This project proposes the further study of the geometric function theory in complex analysis and its applications. The geometric function theory, whose goal is to obtain qualitative characteristics of investigated objects when quantitative approach fails, is represented by several topics. (1) Studies of quotients of holomorphic loop spaces on complex manifolds, which are responsible for several intrinsic properties of the manifolds. Introducing different equivalence relations it is possible to construct objects ranging from holomorphic fundamental groups similar to classical fundamental groups to expansions of complex manifolds, where all holomorphic and plurisubharmonic functions can be extended.

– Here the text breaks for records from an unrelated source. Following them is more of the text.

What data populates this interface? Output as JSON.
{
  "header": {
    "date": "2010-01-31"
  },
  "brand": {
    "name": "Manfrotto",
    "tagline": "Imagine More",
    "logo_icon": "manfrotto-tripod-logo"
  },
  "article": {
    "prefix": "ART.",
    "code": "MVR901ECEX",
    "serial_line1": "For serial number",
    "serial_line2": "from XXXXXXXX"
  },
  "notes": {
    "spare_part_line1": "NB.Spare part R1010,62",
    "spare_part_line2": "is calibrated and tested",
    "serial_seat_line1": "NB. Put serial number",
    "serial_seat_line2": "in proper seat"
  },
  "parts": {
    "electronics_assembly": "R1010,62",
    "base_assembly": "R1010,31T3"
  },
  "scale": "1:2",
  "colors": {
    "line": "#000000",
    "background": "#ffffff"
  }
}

The initial work in this direction has shown an interesting mixture of analysis, geometry and topology. (2) Pluripotential theory on compact sets. In this setting such major tool as the Monge-Ampere equation does not work, while many classical questions have a natural reduction to the compact case. In particular, it is a problem of the existence of pluriharmonic fibrations of maximal plurisubharmonic functions. Since it is known that, in general, fibrations by complex curves do not exist, the PI will look for fibrations by compact sets such that the restrictions of a maximal plurisubharmonic function to these sets are pluriharmonic. (3) The theory of Hardy and Bergman spaces on hyperconvex domains. This is another topic that can be approached by geometric methods. Here the primary goal is the connection of the Poisson kernels with the geometry of the domains and applications to composition operators. As applications of the geometric function theory the PI is going to study such related subject as: uniform algebras, algebraic dependence of entire functions and approximation theory.

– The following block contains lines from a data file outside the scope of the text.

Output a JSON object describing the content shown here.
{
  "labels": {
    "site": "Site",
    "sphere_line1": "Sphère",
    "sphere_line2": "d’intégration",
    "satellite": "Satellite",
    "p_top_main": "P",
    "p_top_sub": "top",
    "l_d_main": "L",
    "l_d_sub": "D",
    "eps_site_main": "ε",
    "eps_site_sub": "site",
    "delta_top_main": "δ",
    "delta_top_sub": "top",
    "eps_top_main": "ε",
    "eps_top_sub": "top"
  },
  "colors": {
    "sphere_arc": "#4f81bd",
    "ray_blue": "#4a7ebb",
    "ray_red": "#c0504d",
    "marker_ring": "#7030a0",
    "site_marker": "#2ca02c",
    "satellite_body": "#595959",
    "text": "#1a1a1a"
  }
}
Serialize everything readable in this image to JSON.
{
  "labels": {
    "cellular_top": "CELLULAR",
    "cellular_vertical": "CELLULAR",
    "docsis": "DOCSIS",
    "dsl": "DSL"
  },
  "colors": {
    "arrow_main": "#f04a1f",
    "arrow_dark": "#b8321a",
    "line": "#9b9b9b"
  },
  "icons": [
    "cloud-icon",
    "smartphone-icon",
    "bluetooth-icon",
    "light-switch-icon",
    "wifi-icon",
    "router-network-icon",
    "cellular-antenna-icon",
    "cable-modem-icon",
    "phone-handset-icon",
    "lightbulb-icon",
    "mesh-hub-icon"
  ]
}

If the major advances in mathematics achieved in 19th and 20th centuries were due to our better quantitative skills, the modern mathematics became too complicated to be described by formulas. For example, such important objects as fractals cannot be described by any equations. This project intends to study complex mathematical problems using geometry. Geometry, as a part of mathematics, aims to describe qualitative, rather than quantitative, links between different objects. However, the geometric links can provide quantitative information about the subjects of study. The main goal of the project is to develop tools which can allow us to find geometric links between properties of functions and properties of their domains when complex numbers are involved. In its turn the knowledge of these links will lead us to better understanding of other areas of mathematics such as: the geometry of complex spaces, the transcendental numbers and the theory of approximation of functions by polynomials. As a broader impact, funding for this project will support the infrastructure of the Syracuse University's analysis group, which has historically been very strong. Some of the questions raised by this research will lead to PhD dissertation topics for graduate students, and others will provide an opportunity to involve undergraduate students in mathematical research. The funds will be used to allow PhD students to attend conferences for learning and disseminating their own achievements. A textbook which will be written as a part of the proposal will allow students in mid-size universities to access this important subject.

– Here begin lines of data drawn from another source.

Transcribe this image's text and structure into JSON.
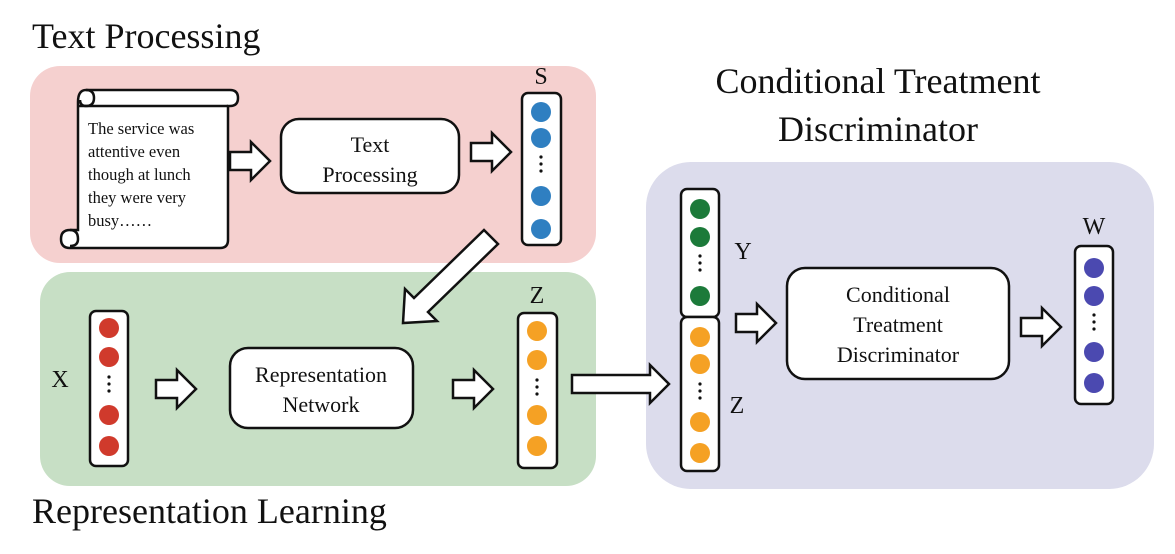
{
  "sections": {
    "text_processing": {
      "title": "Text Processing",
      "document_text": [
        "The service was",
        "attentive even",
        "though at lunch",
        "they were very",
        "busy……"
      ],
      "box_label": [
        "Text",
        "Processing"
      ],
      "vector_label": "S"
    },
    "representation_learning": {
      "title": "Representation Learning",
      "input_label": "X",
      "box_label": [
        "Representation",
        "Network"
      ],
      "vector_label": "Z"
    },
    "conditional_treatment_discriminator": {
      "title": [
        "Conditional Treatment",
        "Discriminator"
      ],
      "vector_y_label": "Y",
      "vector_z_label": "Z",
      "box_label": [
        "Conditional",
        "Treatment",
        "Discriminator"
      ],
      "output_label": "W"
    }
  },
  "colors": {
    "text_panel": "#f5d0cf",
    "representation_panel": "#c7dfc5",
    "discriminator_panel": "#dcdcec",
    "s_dots": "#2f7fc1",
    "x_dots": "#d03a2c",
    "z_dots": "#f5a124",
    "y_dots": "#1c7a3a",
    "w_dots": "#4b49b0"
  }
}
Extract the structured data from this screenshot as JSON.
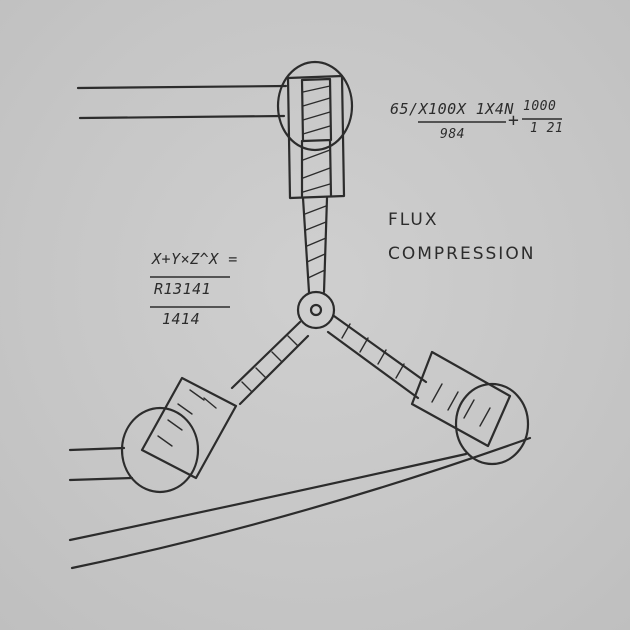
{
  "note_top_right": {
    "numerator": "65/X100X 1X4N",
    "denominator": "984",
    "plus_fraction_numerator": "1000",
    "plus_fraction_denominator": "1 21"
  },
  "note_left": {
    "line1": "X+Y×Z^X =",
    "line2": "R13141",
    "line3": "1414"
  },
  "title": {
    "line1": "FLUX",
    "line2": "COMPRESSION"
  },
  "colors": {
    "ink": "#2c2c2c",
    "paper": "#c9c9c9"
  },
  "drawing": {
    "subject": "flux-capacitor-sketch"
  }
}
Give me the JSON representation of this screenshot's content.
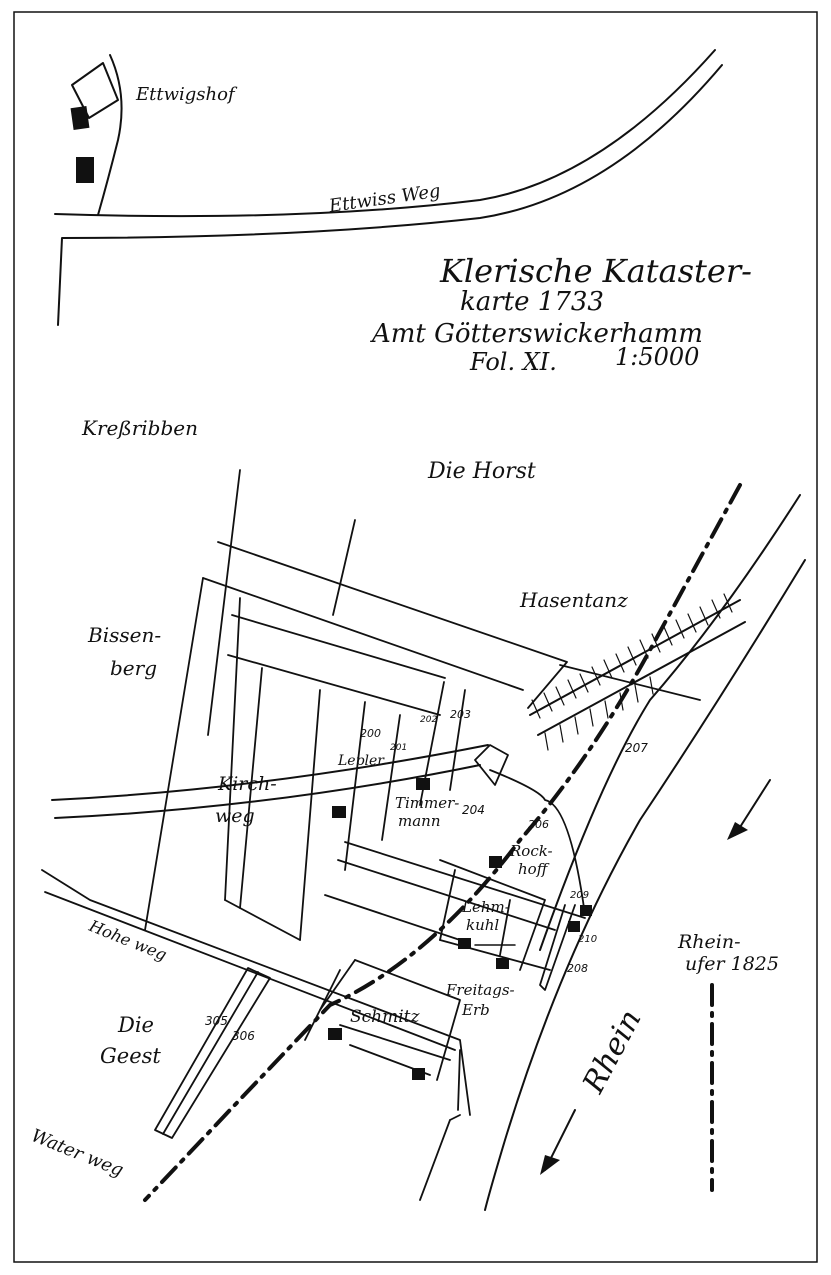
{
  "title": {
    "line1": "Klerische Kataster-",
    "line2": "karte 1733",
    "line3": "Amt Götterswickerhamm",
    "folio": "Fol. XI.",
    "scale": "1:5000"
  },
  "places": {
    "ettwigshof": "Ettwigshof",
    "ettwiss_weg": "Ettwiss Weg",
    "kressribben": "Kreßribben",
    "die_horst": "Die Horst",
    "hasentanz": "Hasentanz",
    "bissen": "Bissen-",
    "berg": "berg",
    "kirch": "Kirch-",
    "weg": "weg",
    "hohe_weg": "Hohe weg",
    "die": "Die",
    "geest": "Geest",
    "water_weg": "Water weg",
    "rhein": "Rhein",
    "rheinufer_1": "Rhein-",
    "rheinufer_2": "ufer 1825"
  },
  "owners": {
    "lepler": "Lepler",
    "timmer": "Timmer-",
    "mann": "mann",
    "rock": "Rock-",
    "hoff": "hoff",
    "lehm": "Lehm-",
    "kuhl": "kuhl",
    "schmitz": "Schmitz",
    "freitags": "Freitags-",
    "erb": "Erb"
  },
  "parcels": {
    "p200": "200",
    "p201": "201",
    "p202": "202",
    "p203": "203",
    "p204": "204",
    "p206": "206",
    "p207": "207",
    "p208": "208",
    "p209": "209",
    "p210": "210",
    "p305": "305",
    "p306": "306"
  },
  "colors": {
    "ink": "#111111",
    "paper": "#ffffff"
  }
}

The Intellectual Merit of this proposal is the development of a geometric approach to different subjects complex analysis and its applications. One of the most interesting questions of mathematics is how far can we extend a mathematical object? For example, how far can I draw a line? And if above this line there is a graph can I extend this graph with the line preserving its properties? The first part of PI's work on the project last year was devoted exactly to these questions, where the objects were complex manifolds and plurisubharmonic functions. It was shown that under some conditions we can close holes in complex manifolds and extend there some useful functions. The second part of his work was devoted to introduction of algebraic methods to geometric problems. It is known that combinations of algebra and geometry bring new results and better understanding. PI's work led to discovery of algebraic structures where they were not known and hopefully these structures will be beneficial for the subject. The third part was dealing with adding flexibility to existing spaces of functions. Their properties play an important role in solving different problems however are dificult to establish. PI's work suggested tweaked versions of these spaces in expectation that they will be easier to use. As a broader impact, funding for this project supported the infrastructure of the Syracuse University's analysis group, which has historically been very strong. The project made an impact on the graduate program at SU: some of the questions raised by this research led to the PhD dissertation topics for graduate students. The book which the PI is writing as a part of the project will allow students in mid-size universities to access this important subject.